Minister Van Rijn (Medische Zorg) stuurde afgelopen week een onderzoek over zorgcollectiviteiten naar de Tweede Kamer. Hij geeft aan dat de maximale collectiviteitskorting van 5% in ieder geval tot en met 2021 gehandhaafd blijft en is positief over het fors toegenomen aantal zorginhoudelijke afspraken. De collectiviteitskorting staat ter discussie en is begin dit jaar teruggebracht van 10% naar 5%. “Eerder onderzoek heeft laten zien dat de korting niet voortvloeit uit aparte zorginkoop voor de groep, maar gefinancierd wordt door verzekerden zelf via een opslag op de premie”, aldus Van Rijn. De maatregel van begin dit jaar geeft verzekeraars een laatste kans om echt werk te maken van zorgafspraken voor collectiviteiten.
Slechts 18% collectiviteiten levert besparing op
Onderzoeksbureau Equalis heeft gekeken naar de collectieve zorgverzekeringen en constateert dat het aantal collectiviteiten weliswaar is afgenomen, maar nog steeds groot is. Bij 89% worden aanvullende afspraken gemaakt. Maar: “Geen van de collectiviteiten kan aantonen dat de collectiviteitskorting wordt terugverdiend via een besparing op de Zvw-kosten. Bij slechts 18 procent van de collectiviteiten van grote zorgverzekeraars is aannemelijk gemaakt dat sprake is van een besparing; de hoogte van de besparing is echter niet bekend. Kruissubsidiëring is niet uit te sluiten.” Er is ook aandacht voor positieve effecten op de verzuimcijfers. “Tot een jaar geleden telden dergelijke effecten bij beleidsmakers niet mee. Dat hier nu wel nadrukkelijk aandacht en waardering voor is, is positief”, reageert Adfiz.
Rol intermediair
De branchevereniging is ook blij met de aandacht voor de rol van het intermediair. “Daarnaast blijkt uit de diverse tabellen in het rapport, dat naarmate er meer zorginhoudelijke afspraken zijn gemaakt voor een collectiviteit er verhoudingsgewijs vaker een adviseur is betrokken bij het contract. En dus ook andersom: hoe vaker een contract rechtstreeks loopt bij een zorgverzekeraar, hoe vaker er geen zorginhoudelijke afspraken zijn gemaakt.”
Naarmate er meer zorginhoudelijke afspraken zijn gemaakt is er verhoudingsgewijs vaker een adviseur betrokken bij het contract”

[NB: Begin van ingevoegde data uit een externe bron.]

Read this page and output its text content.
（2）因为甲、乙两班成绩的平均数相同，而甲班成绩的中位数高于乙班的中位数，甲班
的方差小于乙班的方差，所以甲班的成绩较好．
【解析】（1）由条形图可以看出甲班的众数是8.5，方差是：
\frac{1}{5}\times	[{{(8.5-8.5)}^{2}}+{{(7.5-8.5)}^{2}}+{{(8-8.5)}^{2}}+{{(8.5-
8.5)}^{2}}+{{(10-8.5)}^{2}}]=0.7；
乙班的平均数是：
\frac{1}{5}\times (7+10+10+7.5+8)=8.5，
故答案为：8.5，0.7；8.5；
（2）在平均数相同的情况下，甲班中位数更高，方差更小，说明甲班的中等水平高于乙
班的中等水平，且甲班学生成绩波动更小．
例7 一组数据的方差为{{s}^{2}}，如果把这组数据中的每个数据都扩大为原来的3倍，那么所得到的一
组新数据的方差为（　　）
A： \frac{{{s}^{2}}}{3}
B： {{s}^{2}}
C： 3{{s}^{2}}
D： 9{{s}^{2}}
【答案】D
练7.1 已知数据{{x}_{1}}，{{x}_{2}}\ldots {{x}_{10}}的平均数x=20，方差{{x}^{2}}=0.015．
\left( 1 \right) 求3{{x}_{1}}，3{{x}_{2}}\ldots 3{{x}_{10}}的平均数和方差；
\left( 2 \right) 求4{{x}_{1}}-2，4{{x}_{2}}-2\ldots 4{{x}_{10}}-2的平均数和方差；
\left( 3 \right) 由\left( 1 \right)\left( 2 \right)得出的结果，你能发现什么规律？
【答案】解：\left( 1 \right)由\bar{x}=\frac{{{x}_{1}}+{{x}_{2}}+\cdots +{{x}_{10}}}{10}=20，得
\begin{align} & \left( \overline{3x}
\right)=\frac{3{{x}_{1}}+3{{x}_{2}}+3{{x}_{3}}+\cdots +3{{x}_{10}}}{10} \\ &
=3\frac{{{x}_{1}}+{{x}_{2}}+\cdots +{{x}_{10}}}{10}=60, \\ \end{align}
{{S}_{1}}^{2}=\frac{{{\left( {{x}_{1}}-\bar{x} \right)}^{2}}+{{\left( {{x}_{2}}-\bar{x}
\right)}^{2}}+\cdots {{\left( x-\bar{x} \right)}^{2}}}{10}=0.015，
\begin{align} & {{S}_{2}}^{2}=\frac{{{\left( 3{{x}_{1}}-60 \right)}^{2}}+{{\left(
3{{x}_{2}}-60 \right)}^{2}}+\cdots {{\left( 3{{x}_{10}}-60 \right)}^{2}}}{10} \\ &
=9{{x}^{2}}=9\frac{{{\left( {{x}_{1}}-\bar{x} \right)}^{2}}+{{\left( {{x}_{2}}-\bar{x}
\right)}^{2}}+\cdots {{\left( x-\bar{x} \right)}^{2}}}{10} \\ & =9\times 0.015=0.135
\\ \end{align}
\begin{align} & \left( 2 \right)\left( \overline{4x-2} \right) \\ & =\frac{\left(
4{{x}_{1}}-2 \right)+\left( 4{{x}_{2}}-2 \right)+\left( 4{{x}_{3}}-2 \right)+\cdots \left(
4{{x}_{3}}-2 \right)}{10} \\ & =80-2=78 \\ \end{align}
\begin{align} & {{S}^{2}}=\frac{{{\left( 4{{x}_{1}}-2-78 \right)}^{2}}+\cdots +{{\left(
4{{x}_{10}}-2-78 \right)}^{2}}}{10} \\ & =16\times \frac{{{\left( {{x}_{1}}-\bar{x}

Concrete besparing heeft tijd nodig
Adfiz vindt de manier hoe Equalis zorginhoudelijke afspraken weegt in relatie tot de korting discutabel. “Volgens de onderzoekers vindt er bij veel collectiviteiten mogelijk kruissubsidiëring plaats met individueel verzekerden, omdat de besparing niet aannemelijk gemaakt kan worden. Van veel zorginhoudelijke afspraken is echter bewezen dat ze een positief effect hebben, maar blijkt het nog niet mogelijk hier een concrete besparing aan te hangen. Wat ons betreft kan dat nooit een argument zijn om de collectiviteitskorting om die reden af te schaffen. De markt moet een langere periode worden gegund om de financiële baten van de bewezen positieve effecten aannemelijk te maken.”
Lobby
Van Rijns opvolger Van Ark neemt in het najaar een (voorschot op een) besluit over de collectiviteitskorting. “In de lobby zullen wij het belang van dit kortingsinstrument onverminderd onder de aandacht blijven brengen, opdat de collectiviteitskorting ook na 2021 behouden blijft. Daarnaast is het aan jou als adviseur om met je klanten afspraken te blijven maken met zorgverzekeraars over relevante zorginhoudelijke afspraken”, raadt Adfiz de leden aan.